Alleinerziehende stärken, Arbeitskräfte gewinnen
Seit Mai diesen Jahres informiert die Website des Bundesministeriums für Arbeit und Soziales über Tätigkeiten zur Verbesserung der Lebens- und Arbeitsbedingungen von Alleinerziehenden in Deutschland. Neben Programmen zur Integration in den Arbeitsmarkt werden bundeslandbezogene Aktivitäten und eine interaktive Deutschlandkarte, die geförderte Projekte im Bundesgebiet aufzeigt, dargestellt.
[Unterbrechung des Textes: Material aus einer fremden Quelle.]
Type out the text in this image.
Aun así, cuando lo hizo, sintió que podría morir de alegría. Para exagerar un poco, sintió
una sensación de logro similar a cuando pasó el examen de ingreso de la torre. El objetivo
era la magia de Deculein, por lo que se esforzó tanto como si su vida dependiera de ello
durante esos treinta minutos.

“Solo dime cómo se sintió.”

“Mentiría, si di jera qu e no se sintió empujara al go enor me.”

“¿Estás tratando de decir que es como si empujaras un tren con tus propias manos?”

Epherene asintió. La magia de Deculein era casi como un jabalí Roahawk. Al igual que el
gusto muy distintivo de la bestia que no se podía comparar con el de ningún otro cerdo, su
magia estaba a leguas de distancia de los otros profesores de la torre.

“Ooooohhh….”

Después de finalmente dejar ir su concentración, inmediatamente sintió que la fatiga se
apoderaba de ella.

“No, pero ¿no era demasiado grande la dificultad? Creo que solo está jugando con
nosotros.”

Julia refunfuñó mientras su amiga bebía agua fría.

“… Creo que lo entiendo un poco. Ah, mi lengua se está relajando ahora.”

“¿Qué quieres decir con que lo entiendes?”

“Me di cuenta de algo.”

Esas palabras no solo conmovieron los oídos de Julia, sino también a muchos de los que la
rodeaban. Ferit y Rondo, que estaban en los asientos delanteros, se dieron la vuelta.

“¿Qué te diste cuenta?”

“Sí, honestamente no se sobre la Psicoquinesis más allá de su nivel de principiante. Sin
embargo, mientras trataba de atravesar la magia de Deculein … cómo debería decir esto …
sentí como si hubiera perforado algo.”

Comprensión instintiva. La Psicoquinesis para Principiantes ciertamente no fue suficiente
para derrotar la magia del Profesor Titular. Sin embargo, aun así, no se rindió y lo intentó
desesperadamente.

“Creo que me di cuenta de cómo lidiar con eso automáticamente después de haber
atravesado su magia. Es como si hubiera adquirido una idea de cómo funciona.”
www.alleinerziehende-bmas.de

Neues Arzt-Informationsportal
Der Verband der Ersatzkassen e. V. (vdek) hat ein neues Arzt-Informationsportal für Versicherte entwickelt. Umfangreiche Informationen zu niedergelassenen Ärztinnen und Ärzten, Zahnärzten, Psychologischen Psychotherapeuten sowie Notfallambulanzen in Deutschland stehen zur Verfügung. Es können eigene Bewertungen zu deren Leistungen abgegeben werden. Der vdek-Arztlotse enthält 240.000 Adress- und Strukturdaten sowie Informationen zu Praxismerkmalen wie Erreichbarkeit, Sprechzeiten oder Barrierefreiheit. Weitere spezielle Informationen sind abrufbar wie Ärztinnen und Ärzte, die spezielle Programme für chronisch Kranke anbieten. Eine Adressübersicht aller Selbsthilfekontaktstellen rundet das Angebot ab.